In special cases, can you use "one such family are" vs. "one such family is"? [duplicate]

The correctness of this sentence is more apparent when one realizes that one such family is actually the [subject] complement of the sentence. The verb form of to be must therefore agree with the subject, the genes for human haemoglobin subunits; hence, are:

One such family are the genes for human haemoglobin subunits

This issue has nothing to do with the fact that family, like many collective nouns, can be treated as both singular and plural. Rather, it is simply one of subject-verb agreement (concord).

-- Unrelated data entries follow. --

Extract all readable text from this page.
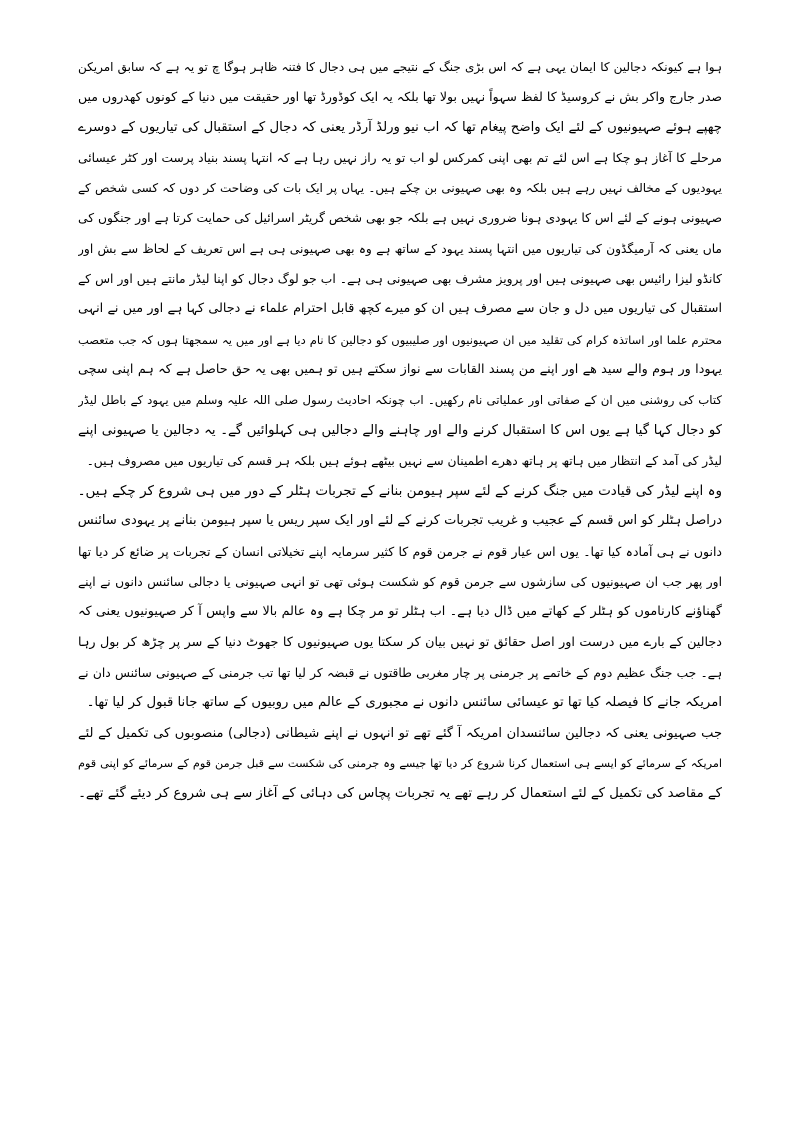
ہوا ہے کیونکہ دجالین کا ایمان یہی ہے کہ اس بڑی جنگ کے نتیجے میں ہی دجال کا فتنہ ظاہر ہوگا چ تو یہ ہے کہ سابق امریکن
صدر جارج واکر بش نے کروسیڈ کا لفظ سہواً نہیں بولا تھا بلکہ یہ ایک کوڈورڈ تھا اور حقیقت میں دنیا کے کونوں کھدروں میں
چھپے ہوئے صہیونیوں کے لئے ایک واضح پیغام تھا کہ اب نیو ورلڈ آرڈر یعنی کہ دجال کے استقبال کی تیاریوں کے دوسرے
مرحلے کا آغاز ہو چکا ہے اس لئے تم بھی اپنی کمرکس لو اب تو یہ راز نہیں رہا ہے کہ انتہا پسند بنیاد پرست اور کٹر عیسائی
یہودیوں کے مخالف نہیں رہے ہیں بلکہ وہ بھی صہیونی بن چکے ہیں۔ یہاں پر ایک بات کی وضاحت کر دوں کہ کسی شخص کے
صہیونی ہونے کے لئے اس کا یہودی ہونا ضروری نہیں ہے بلکہ جو بھی شخص گریٹر اسرائیل کی حمایت کرتا ہے اور جنگوں کی
ماں یعنی کہ آرمیگڈون کی تیاریوں میں انتہا پسند یہود کے ساتھ ہے وہ بھی صہیونی ہی ہے اس تعریف کے لحاظ سے بش اور
کانڈو لیزا رائیس بھی صہیونی ہیں اور پرویز مشرف بھی صہیونی ہی ہے۔ اب جو لوگ دجال کو اپنا لیڈر مانتے ہیں اور اس کے
استقبال کی تیاریوں میں دل و جان سے مصرف ہیں ان کو میرے کچھ قابل احترام علماء نے دجالی کہا ہے اور میں نے انہی
محترم علما اور اساتذہ کرام کی تقلید میں ان صہیونیوں اور صلیبیوں کو دجالین کا نام دیا ہے اور میں یہ سمجھتا ہوں کہ جب متعصب
یہودا ور ہوم والے سید ھے اور اپنے من پسند القابات سے نواز سکتے ہیں تو ہمیں بھی یہ حق حاصل ہے کہ ہم اپنی سچی
کتاب کی روشنی میں ان کے صفاتی اور عملیاتی نام رکھیں۔ اب چونکہ احادیث رسول صلی اللہ علیہ وسلم میں یہود کے باطل لیڈر
کو دجال کہا گیا ہے یوں اس کا استقبال کرنے والے اور چاہنے والے دجالیں ہی کہلوائیں گے۔ یہ دجالین یا صہیونی اپنے
لیڈر کی آمد کے انتظار میں ہاتھ پر ہاتھ دھرے اطمینان سے نہیں بیٹھے ہوئے ہیں بلکہ ہر قسم کی تیاریوں میں مصروف ہیں۔
وہ اپنے لیڈر کی قیادت میں جنگ کرنے کے لئے سپر ہیومن بنانے کے تجربات ہٹلر کے دور میں ہی شروع کر چکے ہیں۔
دراصل ہٹلر کو اس قسم کے عجیب و غریب تجربات کرنے کے لئے اور ایک سپر ریس یا سپر ہیومن بنانے پر یہودی سائنس
دانوں نے ہی آمادہ کیا تھا۔ یوں اس عیار قوم نے جرمن قوم کا کثیر سرمایہ اپنے تخیلاتی انسان کے تجربات پر ضائع کر دیا تھا
اور پھر جب ان صہیونیوں کی سازشوں سے جرمن قوم کو شکست ہوئی تھی تو انہی صہیونی یا دجالی سائنس دانوں نے اپنے
گھناؤنے کارناموں کو ہٹلر کے کھاتے میں ڈال دیا ہے۔ اب ہٹلر تو مر چکا ہے وہ عالم بالا سے واپس آ کر صہیونیوں یعنی کہ
دجالین کے بارے میں درست اور اصل حقائق تو نہیں بیان کر سکتا یوں صہیونیوں کا جھوٹ دنیا کے سر پر چڑھ کر بول رہا
ہے۔ جب جنگ عظیم دوم کے خاتمے پر جرمنی پر چار مغربی طاقتوں نے قبضہ کر لیا تھا تب جرمنی کے صہیونی سائنس دان نے
امریکہ جانے کا فیصلہ کیا تھا تو عیسائی سائنس دانوں نے مجبوری کے عالم میں روبیوں کے ساتھ جانا قبول کر لیا تھا۔
جب صہیونی یعنی کہ دجالین سائنسدان امریکہ آ گئے تھے تو انہوں نے اپنے شیطانی (دجالی) منصوبوں کی تکمیل کے لئے
امریکہ کے سرمائے کو ایسے ہی استعمال کرنا شروع کر دیا تھا جیسے وہ جرمنی کی شکست سے قبل جرمن قوم کے سرمائے کو اپنی قوم
کے مقاصد کی تکمیل کے لئے استعمال کر رہے تھے یہ تجربات پچاس کی دہائی کے آغاز سے ہی شروع کر دیئے گئے تھے۔
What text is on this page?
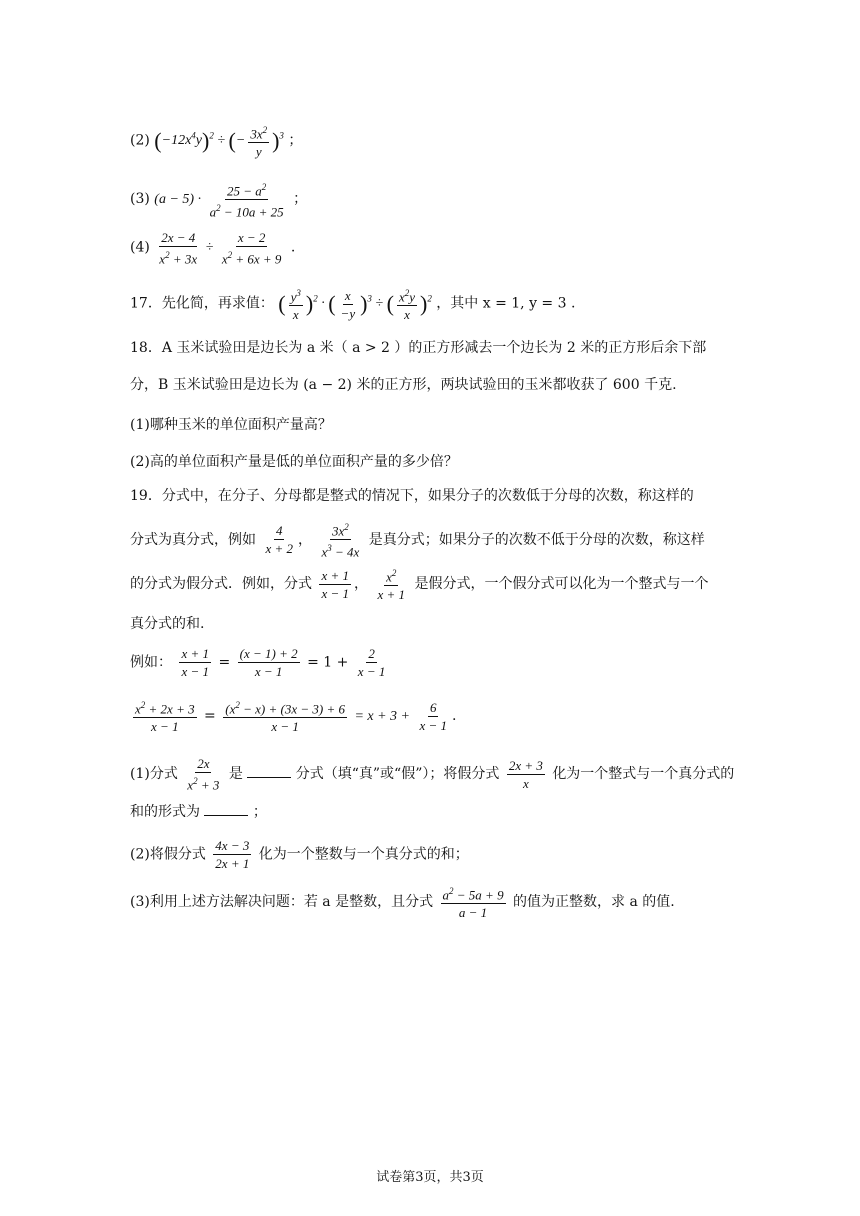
(2) $(-12x^4y)^2$ ÷ (− $\frac{3x^2}{y} )^3$ ；
(3) $(a - 5) \cdot \frac{25 - a^2}{a^2 - 10a + 25}$ ；
$(4) \frac{2x - 4}{x^2 + 3x} \div \frac{x - 2}{x^2 + 6x + 9}$ .
17．先化简，再求值： ( $\frac{y^3}{x} )^2$ · ( $\frac{x}{-y} )^3$ ÷ ( $\frac{x^2y}{x} )^2$ ，其中 x = 1, y = 3 .
18．A 玉米试验田是边长为 a 米（ a > 2 ）的正方形减去一个边长为 2 米的正方形后余下部
分，B 玉米试验田是边长为 (a − 2) 米的正方形，两块试验田的玉米都收获了 600 千克.
(1)哪种玉米的单位面积产量高？
(2)高的单位面积产量是低的单位面积产量的多少倍？
19．分式中，在分子、分母都是整式的情况下，如果分子的次数低于分母的次数，称这样的
分式为真分式，例如 $\frac{4}{x + 2}$ ， $\frac{3x^2}{x^3 - 4x}$ 是真分式；如果分子的次数不低于分母的次数，称这样
的分式为假分式．例如，分式 $\frac{x + 1}{x - 1}$ ， $\frac{x^2}{x + 1}$ 是假分式，一个假分式可以化为一个整式与一个
真分式的和.
例如： $\frac{x + 1}{x - 1} = \frac{(x - 1) + 2}{x - 1} = 1 + \frac{2}{x - 1}$
$\frac{x^2 + 2x + 3}{x - 1} = \frac{(x^2 - x) + (3x - 3) + 6}{x - 1} = x + 3 + \frac{6}{x - 1}$ .
(1)分式 $\frac{2x}{x^2 + 3}$ 是	分式（填“真”或“假”）；将假分式 $\frac{2x + 3}{x}$ 化为一个整式与一个真分式的
和的形式为	；
(2)将假分式 $\frac{4x - 3}{2x + 1}$ 化为一个整数与一个真分式的和；
(3)利用上述方法解决问题：若 a 是整数，且分式 $\frac{a^2 - 5a + 9}{a - 1}$ 的值为正整数，求 a 的值.
试卷第3页，共3页
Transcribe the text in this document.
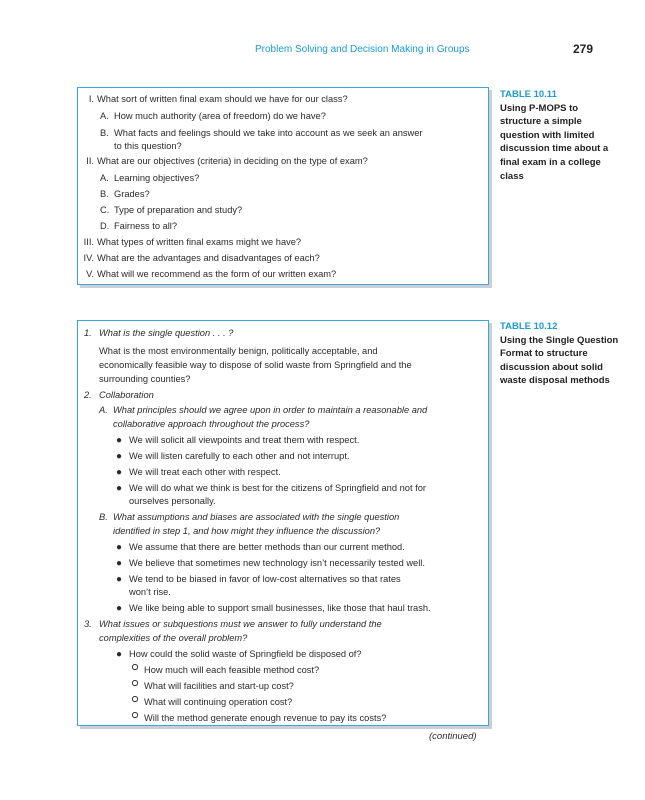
Problem Solving and Decision Making in Groups	279
I. What sort of written final exam should we have for our class?
A. How much authority (area of freedom) do we have?
B. What facts and feelings should we take into account as we seek an answer
to this question?
II. What are our objectives (criteria) in deciding on the type of exam?
A. Learning objectives?
B. Grades?
C. Type of preparation and study?
D. Fairness to all?
III. What types of written final exams might we have?
IV. What are the advantages and disadvantages of each?
V. What will we recommend as the form of our written exam?
TABLE 10.11
Using P-MOPS to structure a simple question with limited discussion time about a final exam in a college class
1. What is the single question . . . ?
What is the most environmentally benign, politically acceptable, and
economically feasible way to dispose of solid waste from Springfield and the
surrounding counties?
2. Collaboration
A. What principles should we agree upon in order to maintain a reasonable and
collaborative approach throughout the process?
● We will solicit all viewpoints and treat them with respect.
● We will listen carefully to each other and not interrupt.
● We will treat each other with respect.
● We will do what we think is best for the citizens of Springfield and not for
ourselves personally.
B. What assumptions and biases are associated with the single question
identified in step 1, and how might they influence the discussion?
● We assume that there are better methods than our current method.
● We believe that sometimes new technology isn’t necessarily tested well.
● We tend to be biased in favor of low-cost alternatives so that rates
won’t rise.
● We like being able to support small businesses, like those that haul trash.
3. What issues or subquestions must we answer to fully understand the
complexities of the overall problem?
● How could the solid waste of Springfield be disposed of?
How much will each feasible method cost?
What will facilities and start-up cost?
What will continuing operation cost?
Will the method generate enough revenue to pay its costs?
TABLE 10.12
Using the Single Question Format to structure discussion about solid waste disposal methods
(continued)
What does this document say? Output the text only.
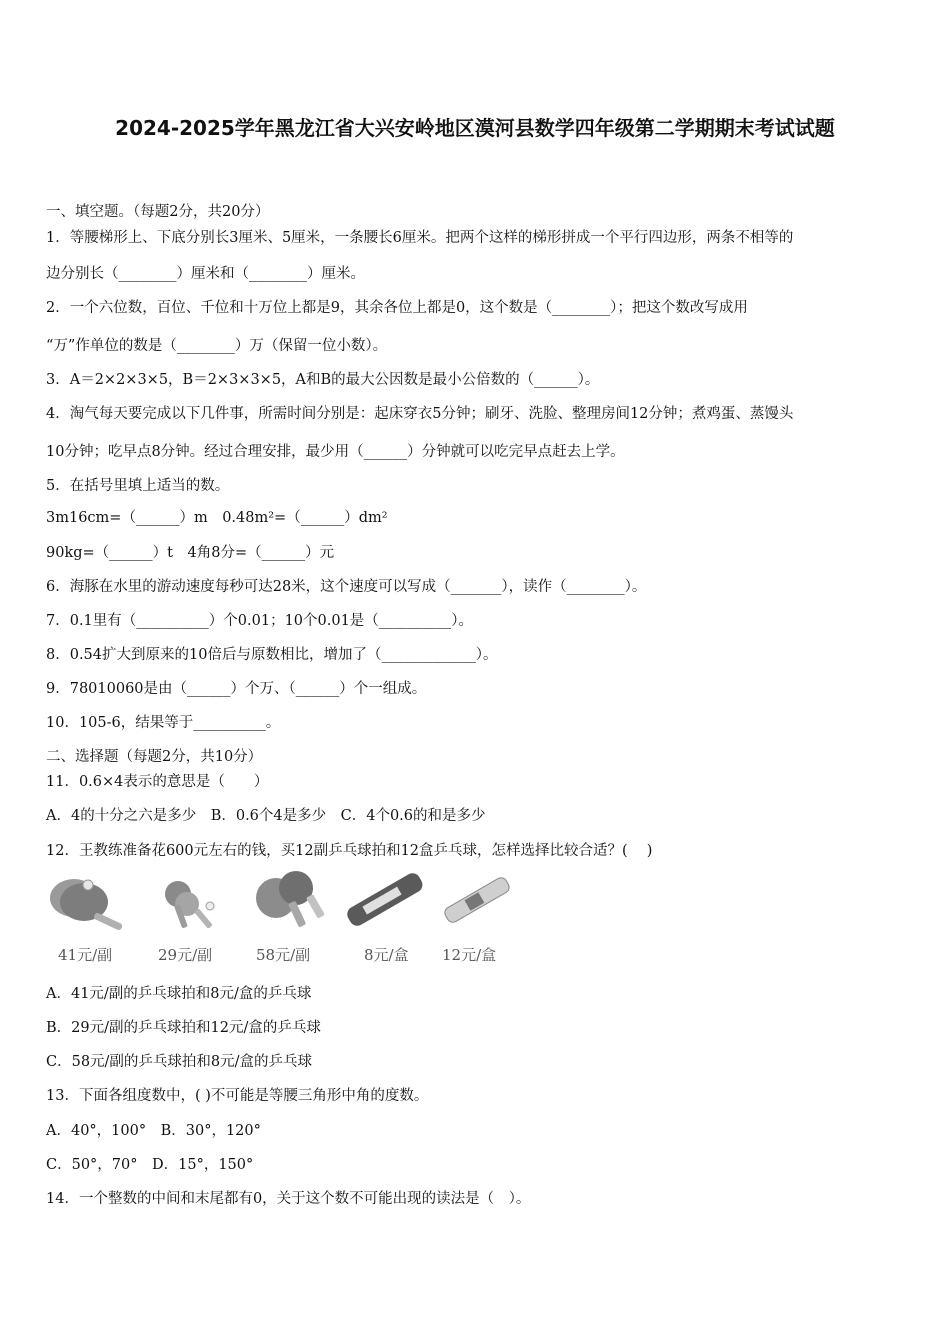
2024-2025学年黑龙江省大兴安岭地区漠河县数学四年级第二学期期末考试试题
一、填空题。（每题2分，共20分）
1．等腰梯形上、下底分别长3厘米、5厘米，一条腰长6厘米。把两个这样的梯形拼成一个平行四边形，两条不相等的
边分别长（________）厘米和（________）厘米。
2．一个六位数，百位、千位和十万位上都是9，其余各位上都是0，这个数是（________）；把这个数改写成用
“万”作单位的数是（________）万（保留一位小数）。
3．A＝2×2×3×5，B＝2×3×3×5，A和B的最大公因数是最小公倍数的（______）。
4．淘气每天要完成以下几件事，所需时间分别是：起床穿衣5分钟；刷牙、洗脸、整理房间12分钟；煮鸡蛋、蒸馒头
10分钟；吃早点8分钟。经过合理安排，最少用（______）分钟就可以吃完早点赶去上学。
5．在括号里填上适当的数。
3m16cm=（______）m　0.48m²=（______）dm²
90kg=（______）t　4角8分=（______）元
6．海豚在水里的游动速度每秒可达28米，这个速度可以写成（_______），读作（________）。
7．0.1里有（__________）个0.01；10个0.01是（__________）。
8．0.54扩大到原来的10倍后与原数相比，增加了（_____________）。
9．78010060是由（______）个万、（______）个一组成。
10．105-6，结果等于__________。
二、选择题（每题2分，共10分）
11．0.6×4表示的意思是（　　）
A．4的十分之六是多少　B．0.6个4是多少　C．4个0.6的和是多少
12．王教练准备花600元左右的钱，买12副乒乓球拍和12盒乒乓球，怎样选择比较合适？(　 )
41元/副	29元/副	58元/副	8元/盒 12元/盒
A．41元/副的乒乓球拍和8元/盒的乒乓球
B．29元/副的乒乓球拍和12元/盒的乒乓球
C．58元/副的乒乓球拍和8元/盒的乒乓球
13．下面各组度数中，( )不可能是等腰三角形中角的度数。
A．40°，100°　B．30°，120°
C．50°，70°　D．15°，150°
14．一个整数的中间和末尾都有0，关于这个数不可能出现的读法是（　）。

I was taught (in American schools) that you can use "are" for cases where the members of the collection are acting as individuals. In my experience, we tend to stick with "is" if it is even vaguely plausible that we are treating the collection as a unit, just because we are trained to hear the noun-verb number agreement.

I've noticed that British speakers tend to lean toward "are". So, for example, on American TV, you could hear "Microsoft is rolling out a new product"; whereas the same headline on British TV would be "Microsoft are rolling out a new product".

For your particular case, I would sidestep the issue and rearrange the sentence:

The genes for human haemoglobin subunits are one such family.

Finally, I would like to note that Americans would use hemoglobin. (So maybe, if the article is British, the "one such family are" is OK?)